The China Development Bank and the US Export–Import Bank would dispense loans of US$55 billion between them, and the Silk Road Fund would receive an additional US$14 billion, he said.

About US$50 billion more would be directed at encouraging financial institutions to expand their overseas yuan fund businesses.

The Chinese government has been planning the forum for months, introducing an extensive propaganda campaign on the initiative in state news media and squelching alternative views from skeptical academics and state company executives worried about burning money.

China, seeking validation for the project, pressed Western countries and US allies to dispatch their leaders, but most declined, sending lower level officials instead.

Among the attendees were British Chancellor of the Exchequer Philip Hammond and White House National Security Council Senior Director for Asia Matthew Pottinger.

In remarks to the forum, Pottinger urged China to insist on transparency in government procurement as projects began.

“Transparency will ensure that privately owned companies can bid in a fair process and that the cost of participating in tenders will be worth the investment,” he said.
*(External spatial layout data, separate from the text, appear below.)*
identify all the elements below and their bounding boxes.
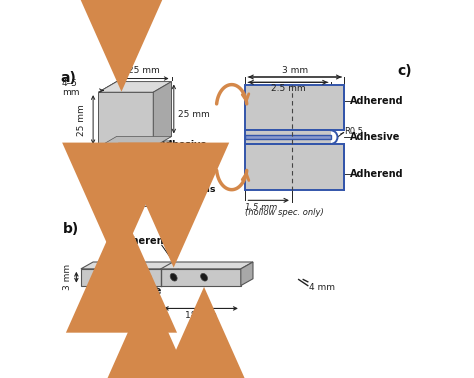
Ellipse shape bbox=[114, 273, 121, 281]
Polygon shape bbox=[246, 130, 331, 144]
Text: 4 mm: 4 mm bbox=[309, 283, 335, 291]
Text: b): b) bbox=[63, 222, 79, 236]
Polygon shape bbox=[99, 82, 172, 92]
Text: 25 mm: 25 mm bbox=[178, 110, 210, 119]
Text: 18 mm: 18 mm bbox=[185, 311, 217, 321]
Polygon shape bbox=[99, 92, 153, 147]
Text: Adherends: Adherends bbox=[159, 185, 217, 194]
Polygon shape bbox=[81, 262, 253, 269]
Text: c): c) bbox=[398, 65, 412, 79]
Polygon shape bbox=[81, 269, 241, 286]
Text: 25 mm: 25 mm bbox=[77, 104, 86, 135]
Polygon shape bbox=[241, 262, 253, 286]
Text: (hollow spec. only): (hollow spec. only) bbox=[246, 208, 324, 217]
Polygon shape bbox=[246, 85, 344, 130]
Text: Adherend: Adherend bbox=[350, 96, 403, 105]
Polygon shape bbox=[99, 136, 172, 147]
Polygon shape bbox=[99, 152, 153, 206]
Polygon shape bbox=[99, 147, 153, 152]
Text: R0.5: R0.5 bbox=[344, 127, 364, 136]
Text: 2.5 mm: 2.5 mm bbox=[271, 84, 305, 93]
Text: 4–5
mm: 4–5 mm bbox=[62, 79, 80, 97]
Text: 3 mm: 3 mm bbox=[63, 264, 72, 290]
Ellipse shape bbox=[170, 273, 177, 281]
Polygon shape bbox=[153, 141, 172, 206]
Text: Adhesive: Adhesive bbox=[350, 132, 400, 142]
Polygon shape bbox=[246, 135, 331, 139]
Text: 3 mm: 3 mm bbox=[282, 66, 308, 75]
Text: a): a) bbox=[60, 71, 76, 85]
Text: Adhesive: Adhesive bbox=[159, 139, 208, 149]
Text: 1.5 mm: 1.5 mm bbox=[246, 203, 278, 212]
Text: Adhesive: Adhesive bbox=[112, 286, 162, 296]
Text: Adherends: Adherends bbox=[118, 236, 178, 246]
Polygon shape bbox=[153, 82, 172, 147]
Text: 18 mm: 18 mm bbox=[105, 311, 137, 321]
Polygon shape bbox=[99, 141, 172, 152]
Text: Adherend: Adherend bbox=[350, 169, 403, 179]
Polygon shape bbox=[246, 144, 344, 190]
Ellipse shape bbox=[201, 273, 208, 281]
Ellipse shape bbox=[145, 273, 152, 281]
Text: 25 mm: 25 mm bbox=[128, 67, 160, 76]
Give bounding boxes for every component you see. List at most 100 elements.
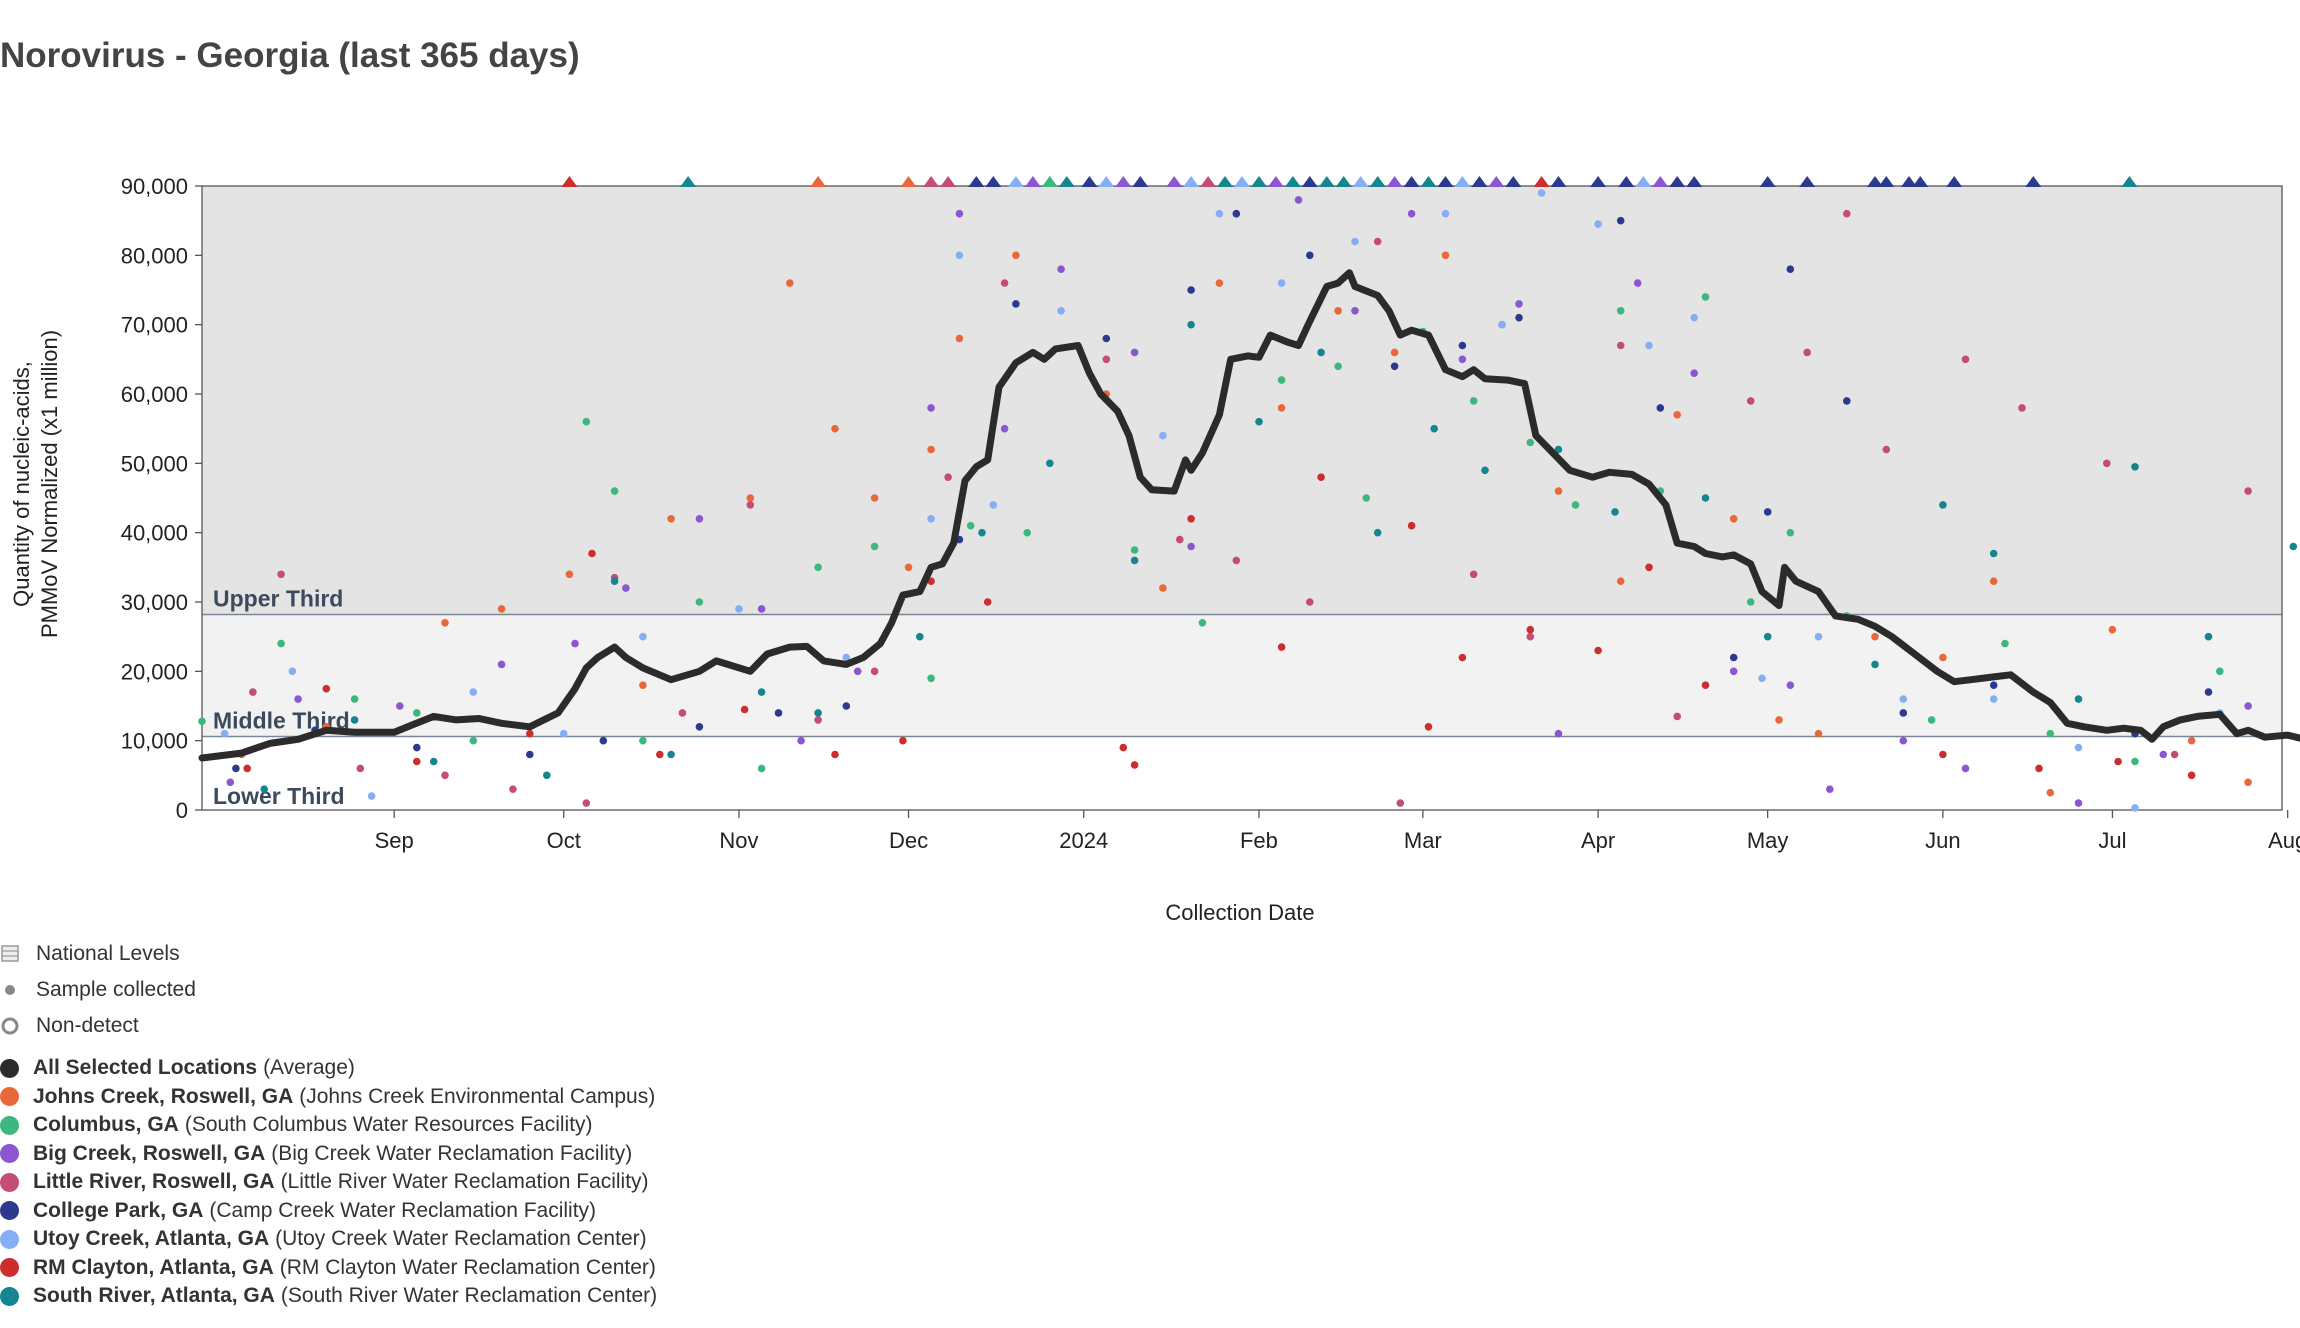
- sample-point[interactable]: [226, 778, 235, 787]
- sample-point[interactable]: [622, 584, 630, 592]
- sample-point[interactable]: [797, 736, 805, 745]
- sample-point[interactable]: [599, 736, 608, 745]
- sample-point[interactable]: [1673, 411, 1681, 419]
- legend-average[interactable]: All Selected Locations (Average): [0, 1054, 1100, 1083]
- sample-point[interactable]: [2244, 702, 2252, 710]
- sample-point[interactable]: [2103, 459, 2111, 468]
- sample-point[interactable]: [1729, 515, 1738, 523]
- sample-point[interactable]: [2114, 757, 2122, 766]
- sample-point[interactable]: [565, 570, 574, 579]
- sample-point[interactable]: [2289, 542, 2298, 551]
- sample-point[interactable]: [277, 570, 285, 579]
- sample-point[interactable]: [1102, 334, 1111, 343]
- sample-point[interactable]: [1294, 196, 1303, 204]
- sample-point[interactable]: [870, 542, 879, 551]
- above-range-marker[interactable]: [1437, 176, 1454, 187]
- above-range-marker[interactable]: [1284, 176, 1301, 187]
- sample-point[interactable]: [1215, 279, 1224, 287]
- sample-point[interactable]: [831, 424, 839, 433]
- sample-point[interactable]: [1616, 341, 1625, 350]
- sample-point[interactable]: [955, 251, 964, 260]
- sample-point[interactable]: [1277, 279, 1286, 287]
- sample-point[interactable]: [1057, 265, 1065, 274]
- sample-point[interactable]: [1277, 404, 1286, 412]
- above-range-marker[interactable]: [1267, 176, 1284, 187]
- above-range-marker[interactable]: [1024, 176, 1041, 187]
- sample-point[interactable]: [740, 705, 749, 714]
- sample-point[interactable]: [2204, 688, 2213, 696]
- sample-point[interactable]: [429, 757, 438, 766]
- sample-point[interactable]: [1351, 237, 1359, 246]
- above-range-marker[interactable]: [1403, 176, 1420, 187]
- sample-point[interactable]: [243, 764, 251, 773]
- above-range-marker[interactable]: [1878, 176, 1895, 187]
- sample-point[interactable]: [1645, 341, 1653, 350]
- sample-point[interactable]: [543, 771, 551, 780]
- sample-point[interactable]: [249, 688, 257, 696]
- sample-point[interactable]: [1746, 397, 1755, 405]
- sample-point[interactable]: [1611, 508, 1619, 516]
- sample-point[interactable]: [1758, 674, 1766, 683]
- above-range-marker[interactable]: [1183, 176, 1200, 187]
- above-range-marker[interactable]: [1635, 176, 1652, 187]
- sample-point[interactable]: [1057, 307, 1065, 315]
- above-range-marker[interactable]: [1533, 176, 1550, 187]
- sample-point[interactable]: [1351, 307, 1359, 315]
- sample-point[interactable]: [1012, 251, 1020, 260]
- above-range-marker[interactable]: [923, 176, 940, 187]
- sample-point[interactable]: [870, 667, 879, 676]
- sample-point[interactable]: [1159, 431, 1167, 440]
- sample-point[interactable]: [639, 681, 647, 689]
- sample-point[interactable]: [757, 764, 766, 773]
- sample-point[interactable]: [695, 515, 704, 523]
- above-range-marker[interactable]: [1505, 176, 1522, 187]
- sample-point[interactable]: [1441, 251, 1450, 260]
- above-range-marker[interactable]: [968, 176, 985, 187]
- sample-point[interactable]: [582, 417, 591, 426]
- sample-point[interactable]: [1763, 508, 1772, 516]
- sample-point[interactable]: [814, 563, 822, 572]
- sample-point[interactable]: [469, 736, 478, 745]
- sample-point[interactable]: [2187, 771, 2196, 780]
- sample-point[interactable]: [2170, 750, 2179, 759]
- sample-point[interactable]: [260, 785, 269, 793]
- sample-point[interactable]: [955, 334, 964, 343]
- sample-point[interactable]: [526, 750, 534, 759]
- above-range-marker[interactable]: [561, 176, 578, 187]
- sample-point[interactable]: [2131, 757, 2139, 766]
- sample-point[interactable]: [1130, 556, 1139, 565]
- sample-point[interactable]: [1458, 341, 1467, 350]
- sample-point[interactable]: [1317, 348, 1325, 357]
- sample-point[interactable]: [1526, 625, 1535, 634]
- above-range-marker[interactable]: [1081, 176, 1098, 187]
- sample-point[interactable]: [1871, 632, 1879, 641]
- sample-point[interactable]: [1616, 577, 1625, 585]
- sample-point[interactable]: [322, 684, 331, 693]
- sample-point[interactable]: [2159, 750, 2168, 759]
- above-range-marker[interactable]: [1652, 176, 1669, 187]
- sample-point[interactable]: [786, 279, 794, 287]
- sample-point[interactable]: [610, 487, 619, 495]
- sample-point[interactable]: [1701, 681, 1710, 689]
- sample-point[interactable]: [966, 521, 975, 530]
- above-range-marker[interactable]: [1007, 176, 1024, 187]
- sample-point[interactable]: [678, 709, 687, 717]
- legend-location-5[interactable]: Utoy Creek, Atlanta, GA (Utoy Creek Water…: [0, 1225, 1100, 1254]
- sample-point[interactable]: [1187, 515, 1195, 523]
- sample-point[interactable]: [2216, 667, 2224, 676]
- sample-point[interactable]: [667, 750, 675, 759]
- above-range-marker[interactable]: [1867, 176, 1883, 187]
- sample-point[interactable]: [367, 792, 376, 800]
- sample-point[interactable]: [1526, 438, 1535, 447]
- above-range-marker[interactable]: [1041, 176, 1058, 187]
- sample-point[interactable]: [1729, 653, 1738, 662]
- sample-point[interactable]: [1989, 695, 1998, 703]
- sample-point[interactable]: [588, 549, 596, 558]
- sample-point[interactable]: [1159, 584, 1167, 592]
- sample-point[interactable]: [1729, 667, 1738, 676]
- sample-point[interactable]: [413, 743, 421, 752]
- sample-point[interactable]: [1306, 251, 1314, 260]
- sample-point[interactable]: [1554, 445, 1563, 454]
- sample-point[interactable]: [814, 709, 822, 717]
- above-range-marker[interactable]: [1058, 176, 1075, 187]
US firms were eager to work on the projects, he said.

Indian Prime Minister Narendra Modi did not turn up, concerned about the significant infusion of Chinese money into its rival Pakistan.

Pakistani Prime Minister Nawaz Sharif, whose country has been a longtime ally of China, said he was proud to stand “shoulder to shoulder” with Beijing.

The Indian government said in a statement on the eve of the forum that the initiative risked “unsustainable debt burden for countries,” a worry expressed by some Western economists who have studied the program.

China is not giving aid, they say, but is asking countries to assume debt from Chinese banks to pay for the infrastructure.

Some officials from the US and Western Europe contend that China is spending abroad and corralling others to join it while keeping important sectors of its huge market at home off limits to foreign investors.

“The opening up of China for foreign businesses is still timid,” said Joerg Wuttke, the former head of the European Chamber of Commerce in China.

Hours before Xi was to speak, North Korea fired an intermediate-range ballistic missile.

Some delegates interpreted the test launch, the first since a new president took office in South Korea, as a deliberate effort to embarrass Xi.

Chinese news media were ordered to take down coverage of the launch an hour before Xi’s speech, Chinese reporters said.

Then, 30 minutes before Xi was to speak, the delegations from North Korea and South Korea met briefly, said a South Korean diplomat who spoke only on the condition of anonymity.

It was fairly normal procedure, the diplomat said, for those delegations to meet at international gatherings.

Still, the encounter seemed to symbolize China’s interest in arranging talks on the North among all the parties, including the US.

The South’s Yonhap news agency reported that Park Byeong-seok, a senior member of the South Korean Democratic Party, told the North’s delegation that his government “strongly objected” to the missile test.

The presence of the North Korean delegation, led by North Korean Minister of Economic Relations Kim Yong-jae at a highly choreographed event drew criticism from the US embassy in Beijing.

The Trump administration has asked China to exercise pressure on the North, but it is unclear what China has done to further cut its economic ties.

At Xi’s invitation, South Korean President Moon Jae-in sent Park to the forum, a spokesman for the South Korean leader said.

The two leaders shared a telephone conversation on Thursday last week, days after Moon was elected, setting the stage for tense relations between the countries to improve.

Park met former Chinese minister of foreign affairs Tang Jiaxuan (唐家璇) in Beijing on Monday, South Korea said.

Those talks were expected to center on China’s strong opposition to the deployment of a US Terminal High Altitude Area Defense system in the South, and how Moon plans to walk a fine line between the US, its security guarantor, and China, its biggest trading partner.

The Chinese Ministry of Foreign Affairs criticized the North’s missile launch, saying in a statement that it violated UN Security Council resolutions and asking for restraint.